Avide de femmes, de chevaux et de pierres précieuses, Ranjit Singh fit tout ce qui était en son pouvoir pour extorquer le fameux diamant à son hôte, allant jusqu’à le priver de nourriture lui et sa famille jusqu’à ce que mort s’ensuive. Etant entré en possession de la pierre, il l’incrusta dans un brassard qu’il portait lors des cérémonies officielles. A la mort de Ranjit Singh, en 1839, ses trois fils, Kharak Singh, Sher Singh et Dhalip Singh héritèrent tour à tour du Kouh-é-Nour, devenu désormais un symbole de souveraineté.
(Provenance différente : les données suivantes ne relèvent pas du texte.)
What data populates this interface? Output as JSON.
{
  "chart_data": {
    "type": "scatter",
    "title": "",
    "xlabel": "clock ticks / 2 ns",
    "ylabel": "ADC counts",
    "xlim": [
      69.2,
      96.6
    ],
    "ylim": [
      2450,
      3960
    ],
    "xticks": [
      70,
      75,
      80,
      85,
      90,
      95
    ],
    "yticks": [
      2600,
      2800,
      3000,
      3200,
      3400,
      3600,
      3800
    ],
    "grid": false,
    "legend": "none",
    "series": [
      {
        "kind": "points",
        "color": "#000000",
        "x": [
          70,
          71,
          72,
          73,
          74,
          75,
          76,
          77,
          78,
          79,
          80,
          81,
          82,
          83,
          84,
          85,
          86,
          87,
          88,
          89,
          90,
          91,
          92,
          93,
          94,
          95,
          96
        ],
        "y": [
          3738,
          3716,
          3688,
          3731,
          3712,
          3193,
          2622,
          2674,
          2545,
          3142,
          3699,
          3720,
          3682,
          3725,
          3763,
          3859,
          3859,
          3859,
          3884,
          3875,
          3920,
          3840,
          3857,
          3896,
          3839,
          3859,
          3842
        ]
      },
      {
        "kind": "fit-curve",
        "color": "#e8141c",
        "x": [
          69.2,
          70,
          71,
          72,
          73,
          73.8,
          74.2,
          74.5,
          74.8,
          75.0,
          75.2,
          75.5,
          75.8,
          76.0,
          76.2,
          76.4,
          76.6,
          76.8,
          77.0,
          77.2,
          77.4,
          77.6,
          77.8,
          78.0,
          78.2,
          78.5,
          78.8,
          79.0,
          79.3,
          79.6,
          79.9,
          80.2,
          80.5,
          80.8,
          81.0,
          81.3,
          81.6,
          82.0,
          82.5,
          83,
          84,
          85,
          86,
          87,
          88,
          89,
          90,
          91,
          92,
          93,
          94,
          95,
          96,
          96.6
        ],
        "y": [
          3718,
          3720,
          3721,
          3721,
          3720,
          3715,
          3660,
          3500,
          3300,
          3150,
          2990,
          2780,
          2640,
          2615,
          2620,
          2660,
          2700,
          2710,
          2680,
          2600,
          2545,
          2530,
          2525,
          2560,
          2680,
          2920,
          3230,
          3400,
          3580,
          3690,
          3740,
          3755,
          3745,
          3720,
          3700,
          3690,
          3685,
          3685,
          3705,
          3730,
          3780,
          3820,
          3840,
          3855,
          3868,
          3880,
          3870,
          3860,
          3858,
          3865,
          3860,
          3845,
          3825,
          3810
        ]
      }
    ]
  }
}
Entre-temps, le gouverne-ment britannique des Indes avait jeté son dévolu sur le Pendjab. Les guerres anglo-sikhs de 1848 et 1849 lui en assurèrent d’abord le protectorat, puis la souveraineté. Le 29 mars 1849, le Conseil de Régence et le maharaja Dhalip Singh ratifiaient l’acte de soumission du Pendjab à la Grande-Bretagne. Au terme de ce document, le Kouh-é-Nour fut cédé à la reine Victoria. Au même moment, lord Dalhousie, gouverneur général des Indes et architecte de la conquête du nouveau territoire, écrivait à ses supérieurs à Londres : " Ce n’est pas tous les jours qu’un officier du gouvernement ajoute quatre millions de sujets à l’Empire britannique et place le joyau historique des Grands Moghols sur la couronne de son souverain. Cela, je l’ai accompli. "
La reine Victoria fit enchâsser le diamant dans sa petite couronne. Depuis 1937, il formait l’ornement principal de la couronne de la reine mère d’Angleterre. Retaillé en 1852, son poids est aujourd’hui de 108,93 carats.